L’accord formalise un entendement politique trouvé plus tôt entre la présidente de la Commission européenne Ursula von der Leyen et le président Donald Trump, après des mois de négociations visant à éviter un conflit commercial plus large. Dans ce cadre, l’Union européenne accorde un accès en franchise de droits à de nombreux biens industriels américains, tandis que les États-Unis maintiennent un tarif de 15 % sur la plupart des importations en provenance du bloc. Pour les filières européennes du vin et des spiritueux, cela signifie aucune exemption sectorielle et, pour l’instant, aucun retour à un accès sans droits au marché américain.

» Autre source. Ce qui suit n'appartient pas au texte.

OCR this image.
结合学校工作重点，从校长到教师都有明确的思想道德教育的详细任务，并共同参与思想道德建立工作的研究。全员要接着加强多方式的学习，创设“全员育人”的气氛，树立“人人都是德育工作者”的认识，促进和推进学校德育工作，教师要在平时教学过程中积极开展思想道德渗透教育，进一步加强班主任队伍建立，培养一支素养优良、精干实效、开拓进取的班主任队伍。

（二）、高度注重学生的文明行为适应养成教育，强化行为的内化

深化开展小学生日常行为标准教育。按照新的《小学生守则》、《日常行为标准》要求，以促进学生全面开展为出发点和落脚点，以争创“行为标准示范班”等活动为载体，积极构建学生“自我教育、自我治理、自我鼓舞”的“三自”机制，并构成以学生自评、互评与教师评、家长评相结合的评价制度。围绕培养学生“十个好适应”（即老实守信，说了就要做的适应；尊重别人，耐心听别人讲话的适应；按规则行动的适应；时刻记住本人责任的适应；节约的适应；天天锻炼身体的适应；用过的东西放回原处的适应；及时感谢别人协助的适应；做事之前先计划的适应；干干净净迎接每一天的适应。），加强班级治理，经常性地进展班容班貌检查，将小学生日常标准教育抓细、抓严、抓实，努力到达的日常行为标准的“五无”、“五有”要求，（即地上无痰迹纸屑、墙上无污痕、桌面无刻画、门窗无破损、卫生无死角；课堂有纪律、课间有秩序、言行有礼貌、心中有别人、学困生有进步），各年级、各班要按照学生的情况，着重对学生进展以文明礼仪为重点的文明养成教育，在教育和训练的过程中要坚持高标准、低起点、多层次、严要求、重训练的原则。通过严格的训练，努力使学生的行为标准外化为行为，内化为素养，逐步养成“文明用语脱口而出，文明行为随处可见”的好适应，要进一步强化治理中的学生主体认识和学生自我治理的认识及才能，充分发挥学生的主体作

L’enjeu est important, car les États-Unis restent la principale destination d’exportation du vin européen. Un tarif fixe de 15 % jusqu’à fin 2029 établit une structure de coûts que les domaines, distillateurs, importateurs et détaillants devront intégrer dans leurs plans pendant des années. Il pourrait influencer les prix, les marges et la composition de l’offre dans l’ensemble du secteur des boissons, en particulier dans les catégories où la concurrence est forte et où les consommateurs sont sensibles aux hausses de prix.

Les producteurs de vin avaient plaidé pendant les négociations pour que les boissons alcoolisées soient exclues du nouveau régime tarifaire. Les entreprises de spiritueux demandaient également le rétablissement du système de longue date dit « zero-for-zero », qui avait supprimé les droits sur la plupart des échanges transatlantiques de spiritueux depuis la fin des années 1990. Aucune de ces demandes n’a été retenue dans le cadre final.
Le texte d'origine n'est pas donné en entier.